Although it is rare in colon and rectum; stromal tumors in this localization may present with similar symptoms [4]. The most important prognostic factor in GIST is the mitotic index and the diameter of the tumor. The diagnosis can be made during an exploratory laparotomy for radiological examination or another operation [29]. In case of clinical suspicion; endoscopy, CT, MR and PET/CT can be diagnosed more clearly [30]. Surgical R0 resection was accepted as the gold standard; According to some authors, R1 resection may be accepted in certain localizations (duodenum, esophagus) which are considered high risk of surgical complication due to low risk tumors and high morbidity and mortality. As there is no tendency to metastasize to the peripheral lymph nodes, lymph node dissection is unnecessary [31].
In the case of diffuse or metastatic disease, tyrosine kinase inhibitors, such as imatinib, are preferred prior to surgery as a gold standard treatment with an 80% response rate. Both tyrosine kinase inhibitor and antiangiogenic factor, sunitinib, were approved as a new drug in the treatment. Today, even in the case of localized disease, studies are performed to take advantage of KIT inhibitors to avoid extensive surgical resection in the preoperative period [32].
Although the relationship between NF and Wilms tumors or neuroblastomas has been reported in the literature; not confirmed genetically or molecularly. Because of the recognized role of the NF-1 gene in the differentiation of muscle cells, the common pathogenetic mechanism between NF-1 and rhabdomyosarcoma is more prominent [28].

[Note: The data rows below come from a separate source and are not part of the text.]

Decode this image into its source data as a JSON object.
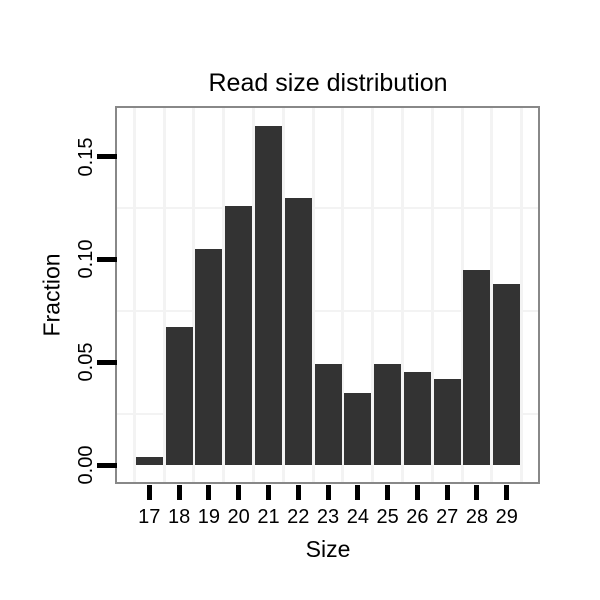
{
  "chart_data": {
    "type": "bar",
    "title": "Read size distribution",
    "xlabel": "Size",
    "ylabel": "Fraction",
    "categories": [
      "17",
      "18",
      "19",
      "20",
      "21",
      "22",
      "23",
      "24",
      "25",
      "26",
      "27",
      "28",
      "29"
    ],
    "values": [
      0.004,
      0.067,
      0.105,
      0.126,
      0.165,
      0.13,
      0.049,
      0.035,
      0.049,
      0.045,
      0.042,
      0.095,
      0.088
    ],
    "ylim": [
      0,
      0.173
    ],
    "y_ticks": {
      "values": [
        0.0,
        0.05,
        0.1,
        0.15
      ],
      "labels": [
        "0.00",
        "0.05",
        "0.10",
        "0.15"
      ]
    },
    "grid": {
      "style": "minor-only",
      "horizontal_minor_values": [
        0.025,
        0.075,
        0.125
      ],
      "vertical_minor_at_category_boundaries": true
    },
    "legend": "none",
    "colors": {
      "bar_fill": "#333333",
      "panel_border": "#888888",
      "grid_minor": "#f3f3f3",
      "tick": "#000000",
      "text": "#000000",
      "background": "#ffffff"
    }
  }
}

It was determined that adenocarcinomas were able to retain the entire gastrointestinal tract in NF-1 patients. Since colon, esophagus, stomach and hepatobiliary tumors are common in the general population, the incidence is similar in NF-1 patients. Adenocarcinomas of the small intestine and periampullary region are more frequently seen in NF-1 patients when they encounter normal population. The surgical procedure performed according to the localization and stage of sporadic adenocarcinomas is also applied in NF-1 related adenocarcinoma tumors.
Other extra-abdominal tumors associated with NF-1 are leukemias and Non-Hodgkin's lymphomas [33]. As a result, intraabdominal symptoms and symptoms may occur when there is retroperitoneal and gastrointestinal involvement in NF-1. Given the haemorrhagic and obstructive complications of gastrointestinal tumors, possible symptoms and complications of pheochromocytomas and the risk of malignancy, early diagnosis of all these abdominal symptoms is of high importance. Multidisciplinary clinical evaluations are important in defining complications and neoplastic transformations.